More than 150 years ago, American author and humorist Mark Twain wrote, “Never let the truth get in the way of a good story.” Sadly, some things never change.
Recently, a few bloggers took exception to the performance and salary of Solar Energy Industries Association (SEIA) President and CEO Rhone Resch. They wrote that his job entailed little more than “a hectic life of ribbon cuttings, fundraisers and lobbying meetings on Capitol Hill.” Nothing could be further from the truth. As leaders on SEIA’s board of directors, we felt it was important to correct the record.
Under Rhone’s leadership, SEIA has helped our industry achieve an impressive list of policy successes, allowing solar to become one of the fastest-growing industries in America, as well as the fastest-growing source of renewable energy. Here are just a few of these major milestones:
- Created the 30% solar Investment Tax Credit (ITC) for both residential and commercial solar installations, later getting it extended twice by Congress
- Eliminated the $2,000 cap on residential solar power systems eligible to take the ITC
- Exempted the ITC from the Alternative Minimum Tax (AMT)
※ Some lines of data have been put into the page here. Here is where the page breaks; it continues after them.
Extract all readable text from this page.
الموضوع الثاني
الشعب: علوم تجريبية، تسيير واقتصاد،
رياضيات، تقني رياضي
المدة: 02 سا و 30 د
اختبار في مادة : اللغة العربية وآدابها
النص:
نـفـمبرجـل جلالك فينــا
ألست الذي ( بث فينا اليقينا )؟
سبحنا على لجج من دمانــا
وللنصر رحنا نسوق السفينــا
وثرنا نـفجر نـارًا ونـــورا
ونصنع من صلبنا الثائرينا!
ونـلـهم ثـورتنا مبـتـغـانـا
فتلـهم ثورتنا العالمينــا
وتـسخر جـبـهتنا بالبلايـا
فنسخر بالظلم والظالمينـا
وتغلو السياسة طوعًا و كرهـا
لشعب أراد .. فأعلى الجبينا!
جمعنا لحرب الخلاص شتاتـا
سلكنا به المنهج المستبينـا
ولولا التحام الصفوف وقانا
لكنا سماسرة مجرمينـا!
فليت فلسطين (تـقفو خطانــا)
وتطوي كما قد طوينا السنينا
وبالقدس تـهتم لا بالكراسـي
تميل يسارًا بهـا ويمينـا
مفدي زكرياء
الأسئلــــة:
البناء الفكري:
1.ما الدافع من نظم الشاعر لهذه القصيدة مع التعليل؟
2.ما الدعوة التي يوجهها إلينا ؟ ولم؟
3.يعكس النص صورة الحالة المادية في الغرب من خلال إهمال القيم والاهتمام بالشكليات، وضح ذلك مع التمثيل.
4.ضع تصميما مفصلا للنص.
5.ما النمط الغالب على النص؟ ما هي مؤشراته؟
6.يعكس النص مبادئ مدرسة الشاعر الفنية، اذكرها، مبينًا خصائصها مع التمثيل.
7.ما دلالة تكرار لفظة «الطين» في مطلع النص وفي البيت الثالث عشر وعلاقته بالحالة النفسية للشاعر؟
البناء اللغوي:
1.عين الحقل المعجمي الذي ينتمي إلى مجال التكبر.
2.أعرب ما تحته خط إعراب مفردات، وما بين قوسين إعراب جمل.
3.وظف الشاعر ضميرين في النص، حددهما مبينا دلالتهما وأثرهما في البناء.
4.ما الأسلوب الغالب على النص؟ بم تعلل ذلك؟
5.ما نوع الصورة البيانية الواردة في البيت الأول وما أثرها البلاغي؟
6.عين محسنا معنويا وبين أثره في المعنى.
- Created 17 separate programs in the American Recovery and Reinvestment ACT (ARRA), including the 1603 Treasury Grant Program and the solar Loan Guarantee Program
- Merged SEIA with the Solar Alliance, greatly expanding the industry’s advocacy at the state level, resulting in:
- Expanded net energy metering (NEM) caps in multiple states
- Expanded and protected state renewable portfolio standard (RPS) programs across the U.S.
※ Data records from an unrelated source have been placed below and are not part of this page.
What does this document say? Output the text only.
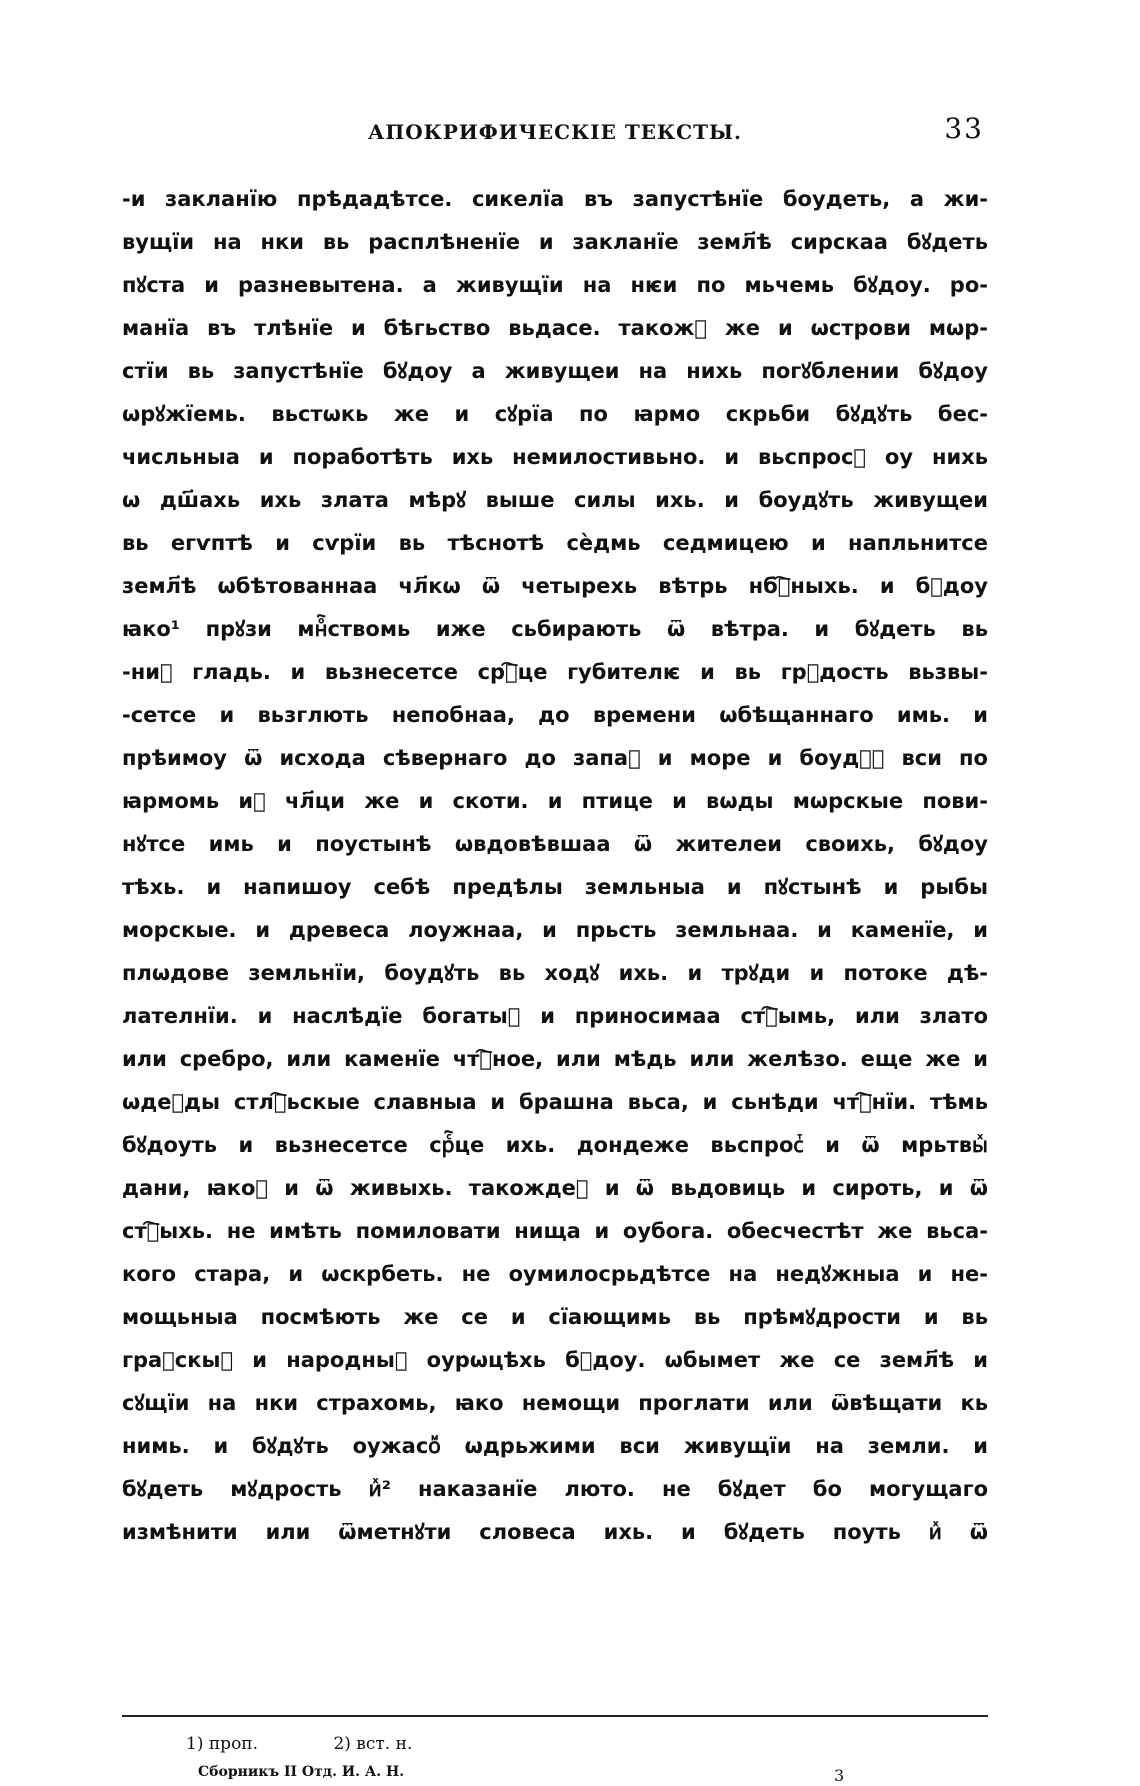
АПОКРИФИЧЕСКІЕ ТЕКСТЫ.	33
-и закланїю прѣдадѣтсе. сикелїа въ запустѣнїе боудеть, а жи-
вущїи на нки вь расплѣненїе и закланїе земл҃ѣ сирскаа бꙋдеть
пꙋста и разневытена. а живущїи на нѥи по мьчемь бꙋдоу. ро-
манїа въ тлѣнїе и бѣгьство вьдасе. такожⷤ же и ѡстрови мѡр-
стїи вь запустѣнїе бꙋдоу а живущеи на нихь погꙋблении бꙋдоу
ѡрꙋжїемь. вьстѡкь же и сꙋрїа по ꙗрмо скрьби бꙋдꙋть бес-
числьныа и поработѣть ихь немилостивьно. и вьспросⷮ оу нихь
ѡ дш҃ахь ихь злата мѣрꙋ выше силы ихь. и боудꙋть живущеи
вь егѵптѣ и сѵрїи вь тѣснотѣ сѐдмь седмицею и напльнитсе
земл҃ѣ ѡбѣтованнаа чл҃кѡ ѿ четырехь вѣтрь нбⷭ҇ныхь. и бꙋдоу
ꙗко¹ прꙋзи мнⷪ҇ствомь иже сьбирають ѿ вѣтра. и бꙋдеть вь
-ниⷯ гладь. и вьзнесетсе срⷭ҇це губителѥ и вь грꙋдость вьзвы-
-сетсе и вьзглють непобнаа, до времени ѡбѣщаннаго имь. и
прѣимоу ѿ исхода сѣвернаго до запаⷣ и море и боудꙋⷮ вси по
ꙗрмомь иⷯ чл҃ци же и скоти. и птице и вѡды мѡрскые пови-
нꙋтсе имь и поустынѣ ѡвдовѣвшаа ѿ жителеи своихь, бꙋдоу
тѣхь. и напишоу себѣ предѣлы земльныа и пꙋстынѣ и рыбы
морскые. и древеса лоужнаа, и прьсть земльнаа. и каменїе, и
плѡдове земльнїи, боудꙋть вь ходꙋ ихь. и трꙋди и потоке дѣ-
лателнїи. и наслѣдїе богатыⷯ и приносимаа стⷭ҇ымь, или злато
или сребро, или каменїе чтⷭ҇ное, или мѣдь или желѣзо. еще же и
ѡдеⷤды стлⷭ҇ьскые славныа и брашна вьса, и сьнѣди чтⷭ҇нїи. тѣмь
бꙋдоуть и вьзнесетсе срⷭ҇це ихь. дондеже вьспросⷮ и ѿ мрьтвыⷯ
дани, ꙗкоⷤ и ѿ живыхь. такождеⷤ и ѿ вьдовиць и сироть, и ѿ
стⷭ҇ыхь. не имѣть помиловати нища и оубога. обесчестѣт же вьса-
кого стара, и ѡскрбеть. не оумилосрьдѣтсе на недꙋжныа и не-
мощьныа посмѣють же се и сїающимь вь прѣмꙋдрости и вь
граⷣскыⷯ и народныⷯ оурѡцѣхь бꙋдоу. ѡбымет же се земл҃ѣ и
сꙋщїи на нки страхомь, ꙗко немощи проглати или ѿвѣщати кь
нимь. и бꙋдꙋть оужасоⷨ ѡдрьжими вси живущїи на земли. и
бꙋдеть мꙋдрость иⷯ² наказанїе люто. не бꙋдет бо могущаго
измѣнити или ѿметнꙋти словеса ихь. и бꙋдеть поуть иⷯ ѿ
1) проп.	2) вст. н.
Сборникъ II Отд. И. А. Н.	3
- Removed barriers to solar in many areas of the country, including reduced permitting costs and standardized interconnection
- Worked to expand FERC’s fast track interconnection process
- Worked with both Republican and Democratic administrations to support solar through Department of Interior and Department of Energy programs
Here are some other facts conveniently missing from the attacks on Rhone. Since the ITC was first enacted in 2006, the number of American jobs in the solar industry has grown from fewer than 20,000 to 143,000 today. Cumulative installed solar in the U.S. has soared by nearly 20 times – from 694 MW to more than 13,000 MW. And nearly $50 billion has been invested nationwide to install solar.
SEIA’s board-level compensation committee determines CEO pay through a review process that involves rigorous benchmarking of the CEO’s compensation to the pay of CEOs of similar-sized organizations with similar missions. Compared to the CEOs of trade associations representing traditional energy industries, SEIA’s CEO compensation is low. The compensation committee’s recommendation is reviewed by the executive committee before being approved. In keeping with industry practices, the CEO’s bonus is tied to performance against specific goals.
Rhone’s 10-year leadership to the U.S. solar industry has been invaluable – and it’s more important than ever as we head toward the ITC’s 2016 expiration date. From our perspective, Rhone is an innovative, forward-looking leader with an outstanding record of achievement and is deeply committed to our industry’s continued success. Rest assured, he is not compensated for ribbon cuttings and mundane meetings. He’s compensated for getting results and growing solar nationwide.